Une forme d’exutoire bizarre. La consolation. La satisfaction. Une curieuse façon de libérer une colère. Un trop plein.
Ses clients, cette semaine, étaient notamment l’arbitre centrale de la finale de la Coupe d’Afrique des Nations (Can) opposant le Sénégal au Maroc, Jean-Jacques Ndala Ngambo, le président de la Confédération africaine de football (Caf), Patrice Motsepe, et le président de la Fédération internationale de football association (Fifa), Gianni Infantino.
Ils n’ont pas échappé à la furie de Junior. Tout au contraire. Et il a même fait des émules. Plusieurs influenceurs explorent le créneau. L’actualité du moment. La Can.
En Thaïlande, en Asie du Sud-Est, il existe une curieuse manière de canaliser la colère. C’est un bar assez spécial où l’on ne sert pas que du café, mais aussi et surtout de l’argile. Oui des profils en argile de personnalités ordinaires ou extraordinaires avec qui on est en bisbille. Un être qu’on déteste. Un ennemi. Un empêcheur de tourner en rond…
Le modus operandi ? On te sert la tronche, en argile, de la cible. Grandeur nature. Une cible qu’on peut tabasser à satiété. Insulter. Défigurer. Torturer. Briser. Anéantir…
Et si on n’est pas satisfait, on peut toujours passer, à nouveau, commande ; puisque la tronche en argile est redevenue un tas de boue. Et c’est ainsi de suite. Jusqu’à satiété.
La colère vidée, l’on peut calmement retourner chez soi. Après s’être requinqué, prêt pour un nouveau départ. Quel drôle d’antidote !
Il est vrai que la finale de l’édition de la Can 2025 a suscité beaucoup de réactions de part et d’autre. Les unes plus passionnées que les autres, mais une chose est claire : les relations entre le Sénégal et le Maroc transcendent une simple compétition sportive.
Certains disent qu’ils remontent jusqu’à l’époque des Almoravides. Dans tous les cas, elles sont cimentées par l’histoire, l’économie et la religion surtout. Elles sont comme un mariage de cœur et de raison. À préserver en toute circonstance.
Et on salue les investissements colossaux faits par le royaume chérifien pour organiser cette compétition. Les stades, les hôtels, les aéroports, les routes, le rail, etc. Tout est au top et encore une fois de plus félicitations au Maroc pour la parfaite organisation.
Toutefois, l’impression qu’on a, c’est que tout a été fait pour que la coupe ne sorte pas du pays hôte. Beaucoup de faits concordants l’attestent. Il suffit juste d’observer le jeu ou bien de faire une immersion dans les réseaux sociaux pour s’en rendre compte.

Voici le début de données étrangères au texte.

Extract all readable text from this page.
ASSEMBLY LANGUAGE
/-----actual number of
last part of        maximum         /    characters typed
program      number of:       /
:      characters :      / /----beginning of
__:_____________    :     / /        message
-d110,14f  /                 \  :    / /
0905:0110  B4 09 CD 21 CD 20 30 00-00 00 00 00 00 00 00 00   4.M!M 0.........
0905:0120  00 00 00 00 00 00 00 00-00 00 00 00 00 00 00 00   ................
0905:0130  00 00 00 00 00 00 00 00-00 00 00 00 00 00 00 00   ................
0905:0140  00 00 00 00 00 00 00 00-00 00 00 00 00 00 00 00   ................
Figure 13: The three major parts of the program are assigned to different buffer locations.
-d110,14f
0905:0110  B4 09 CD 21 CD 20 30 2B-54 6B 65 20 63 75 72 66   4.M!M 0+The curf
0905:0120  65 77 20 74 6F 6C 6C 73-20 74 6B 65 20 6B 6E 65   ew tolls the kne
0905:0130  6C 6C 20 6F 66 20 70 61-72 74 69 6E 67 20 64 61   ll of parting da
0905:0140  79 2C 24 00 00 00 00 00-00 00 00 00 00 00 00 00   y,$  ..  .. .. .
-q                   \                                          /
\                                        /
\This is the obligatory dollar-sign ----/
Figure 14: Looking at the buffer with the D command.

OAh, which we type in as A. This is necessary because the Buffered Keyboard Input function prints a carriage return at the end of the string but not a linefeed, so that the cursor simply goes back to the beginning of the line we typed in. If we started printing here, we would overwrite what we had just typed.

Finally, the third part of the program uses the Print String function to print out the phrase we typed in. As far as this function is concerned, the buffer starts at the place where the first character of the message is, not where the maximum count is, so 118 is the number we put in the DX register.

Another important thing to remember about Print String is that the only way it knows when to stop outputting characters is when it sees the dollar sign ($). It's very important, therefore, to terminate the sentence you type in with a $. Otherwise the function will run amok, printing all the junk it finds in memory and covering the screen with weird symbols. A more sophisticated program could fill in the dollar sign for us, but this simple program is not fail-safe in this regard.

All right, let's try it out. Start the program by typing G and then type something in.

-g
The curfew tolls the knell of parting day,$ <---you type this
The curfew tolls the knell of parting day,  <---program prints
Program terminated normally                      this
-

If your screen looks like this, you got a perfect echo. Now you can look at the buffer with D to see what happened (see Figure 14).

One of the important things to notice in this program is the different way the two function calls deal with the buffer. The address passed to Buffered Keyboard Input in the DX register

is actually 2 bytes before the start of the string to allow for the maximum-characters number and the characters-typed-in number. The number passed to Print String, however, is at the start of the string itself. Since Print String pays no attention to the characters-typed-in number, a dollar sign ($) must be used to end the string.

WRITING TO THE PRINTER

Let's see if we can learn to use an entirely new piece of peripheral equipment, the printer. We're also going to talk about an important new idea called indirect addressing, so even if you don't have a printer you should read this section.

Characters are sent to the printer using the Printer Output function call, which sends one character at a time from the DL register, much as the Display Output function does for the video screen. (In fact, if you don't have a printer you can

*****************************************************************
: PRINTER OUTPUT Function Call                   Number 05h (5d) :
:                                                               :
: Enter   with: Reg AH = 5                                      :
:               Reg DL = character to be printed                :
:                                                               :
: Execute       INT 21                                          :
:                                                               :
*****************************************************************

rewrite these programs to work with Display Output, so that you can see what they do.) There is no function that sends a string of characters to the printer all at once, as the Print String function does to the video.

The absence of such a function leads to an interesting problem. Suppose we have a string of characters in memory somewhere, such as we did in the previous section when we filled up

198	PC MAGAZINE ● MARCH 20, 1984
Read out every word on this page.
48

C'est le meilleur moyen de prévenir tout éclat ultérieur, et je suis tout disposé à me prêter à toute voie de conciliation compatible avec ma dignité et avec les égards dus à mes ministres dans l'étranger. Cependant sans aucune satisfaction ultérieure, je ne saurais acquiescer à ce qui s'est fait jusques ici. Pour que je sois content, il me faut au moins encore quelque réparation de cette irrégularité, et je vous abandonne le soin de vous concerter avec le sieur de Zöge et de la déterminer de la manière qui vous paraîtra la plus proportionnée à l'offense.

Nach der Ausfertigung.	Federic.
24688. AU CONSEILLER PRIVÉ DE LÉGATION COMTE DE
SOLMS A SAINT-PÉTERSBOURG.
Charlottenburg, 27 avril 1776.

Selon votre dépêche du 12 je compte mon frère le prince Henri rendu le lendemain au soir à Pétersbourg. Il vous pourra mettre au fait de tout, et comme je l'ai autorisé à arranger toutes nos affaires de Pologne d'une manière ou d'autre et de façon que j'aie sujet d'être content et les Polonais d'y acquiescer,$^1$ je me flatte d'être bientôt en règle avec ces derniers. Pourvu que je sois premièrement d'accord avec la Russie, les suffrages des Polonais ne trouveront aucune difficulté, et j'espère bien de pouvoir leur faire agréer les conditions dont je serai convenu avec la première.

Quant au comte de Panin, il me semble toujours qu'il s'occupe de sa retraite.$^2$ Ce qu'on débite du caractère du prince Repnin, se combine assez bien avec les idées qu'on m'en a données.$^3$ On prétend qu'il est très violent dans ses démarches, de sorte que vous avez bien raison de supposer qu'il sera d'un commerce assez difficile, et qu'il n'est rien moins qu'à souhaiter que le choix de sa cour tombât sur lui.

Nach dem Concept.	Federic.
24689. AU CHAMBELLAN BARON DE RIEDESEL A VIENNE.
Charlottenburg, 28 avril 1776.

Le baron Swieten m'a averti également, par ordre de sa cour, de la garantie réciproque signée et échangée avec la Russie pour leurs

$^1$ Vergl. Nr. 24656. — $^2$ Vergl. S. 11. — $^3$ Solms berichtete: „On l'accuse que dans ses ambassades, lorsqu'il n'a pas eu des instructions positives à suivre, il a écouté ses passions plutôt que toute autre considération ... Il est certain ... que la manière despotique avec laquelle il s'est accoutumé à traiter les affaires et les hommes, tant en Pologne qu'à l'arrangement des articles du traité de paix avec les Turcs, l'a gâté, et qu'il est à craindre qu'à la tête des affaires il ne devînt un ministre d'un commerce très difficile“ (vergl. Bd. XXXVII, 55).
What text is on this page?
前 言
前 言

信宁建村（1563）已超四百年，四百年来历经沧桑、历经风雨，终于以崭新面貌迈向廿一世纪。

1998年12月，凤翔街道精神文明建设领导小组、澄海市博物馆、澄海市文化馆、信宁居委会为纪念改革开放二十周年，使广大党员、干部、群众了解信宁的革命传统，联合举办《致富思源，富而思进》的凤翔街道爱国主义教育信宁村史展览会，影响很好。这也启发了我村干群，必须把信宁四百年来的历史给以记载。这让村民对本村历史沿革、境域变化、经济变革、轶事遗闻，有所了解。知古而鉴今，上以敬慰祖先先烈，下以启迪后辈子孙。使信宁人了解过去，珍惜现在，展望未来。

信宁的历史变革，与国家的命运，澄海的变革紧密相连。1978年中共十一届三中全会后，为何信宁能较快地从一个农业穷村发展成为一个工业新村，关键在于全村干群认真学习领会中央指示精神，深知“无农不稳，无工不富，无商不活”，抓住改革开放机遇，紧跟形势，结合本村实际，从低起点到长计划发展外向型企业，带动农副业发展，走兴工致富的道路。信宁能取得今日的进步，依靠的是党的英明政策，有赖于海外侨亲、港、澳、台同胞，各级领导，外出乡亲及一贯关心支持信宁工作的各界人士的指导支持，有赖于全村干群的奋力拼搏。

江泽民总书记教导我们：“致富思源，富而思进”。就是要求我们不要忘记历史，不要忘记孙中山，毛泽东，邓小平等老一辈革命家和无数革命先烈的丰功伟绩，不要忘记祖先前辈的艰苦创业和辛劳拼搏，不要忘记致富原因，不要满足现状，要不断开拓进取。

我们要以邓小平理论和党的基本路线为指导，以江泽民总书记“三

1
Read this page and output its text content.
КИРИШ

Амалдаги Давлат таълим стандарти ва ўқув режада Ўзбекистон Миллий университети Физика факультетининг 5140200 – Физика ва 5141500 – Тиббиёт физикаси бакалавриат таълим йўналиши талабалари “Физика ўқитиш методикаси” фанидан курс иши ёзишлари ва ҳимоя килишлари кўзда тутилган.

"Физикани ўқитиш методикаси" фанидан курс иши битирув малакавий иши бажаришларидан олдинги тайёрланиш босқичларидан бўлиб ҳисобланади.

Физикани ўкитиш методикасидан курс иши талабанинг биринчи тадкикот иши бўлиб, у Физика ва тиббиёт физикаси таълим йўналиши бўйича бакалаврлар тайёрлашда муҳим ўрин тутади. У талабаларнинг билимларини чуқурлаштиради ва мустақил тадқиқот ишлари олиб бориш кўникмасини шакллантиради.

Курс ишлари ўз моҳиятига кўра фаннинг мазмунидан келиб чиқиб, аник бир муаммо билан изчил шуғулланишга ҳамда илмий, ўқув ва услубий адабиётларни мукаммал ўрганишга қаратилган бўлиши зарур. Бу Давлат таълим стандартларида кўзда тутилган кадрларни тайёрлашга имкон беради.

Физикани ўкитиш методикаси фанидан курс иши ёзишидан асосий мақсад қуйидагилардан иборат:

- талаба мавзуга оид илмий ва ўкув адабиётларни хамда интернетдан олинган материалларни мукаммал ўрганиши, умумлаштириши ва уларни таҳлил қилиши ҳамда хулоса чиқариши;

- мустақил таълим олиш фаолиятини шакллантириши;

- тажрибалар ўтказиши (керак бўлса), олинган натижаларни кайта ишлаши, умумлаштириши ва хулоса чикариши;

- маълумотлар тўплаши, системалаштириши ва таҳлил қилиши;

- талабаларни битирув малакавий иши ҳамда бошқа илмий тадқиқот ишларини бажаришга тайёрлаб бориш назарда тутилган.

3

Pour d’aucuns, ce qui est arrivé durant la finale est une goutte d’eau de trop qui a fait déborder le vase. Des pratiques antisportives. Des vols de serviettes par des ramasseurs de balles, des stadiers et même des joueurs. Des simulations. Des fautes imaginaires. Des cartons en veux-tu en voilà. Un but refusé. Un pénalty cherché, etc.
« C’était bien plus qu’un match de foot », disent certains. Mais organiser n’est pas synonyme de gagner. Le jeu, c’est sur le terrain. Pas en dehors.
Le Sénégal en particulier et l’Afrique en général sont dans une phase de transition où les pratiques d’avant sont moins tolérables. Plus du tout. Et maintenant, c’est quasiment dans tous les domaines. Le savoir est plus que nécessaire.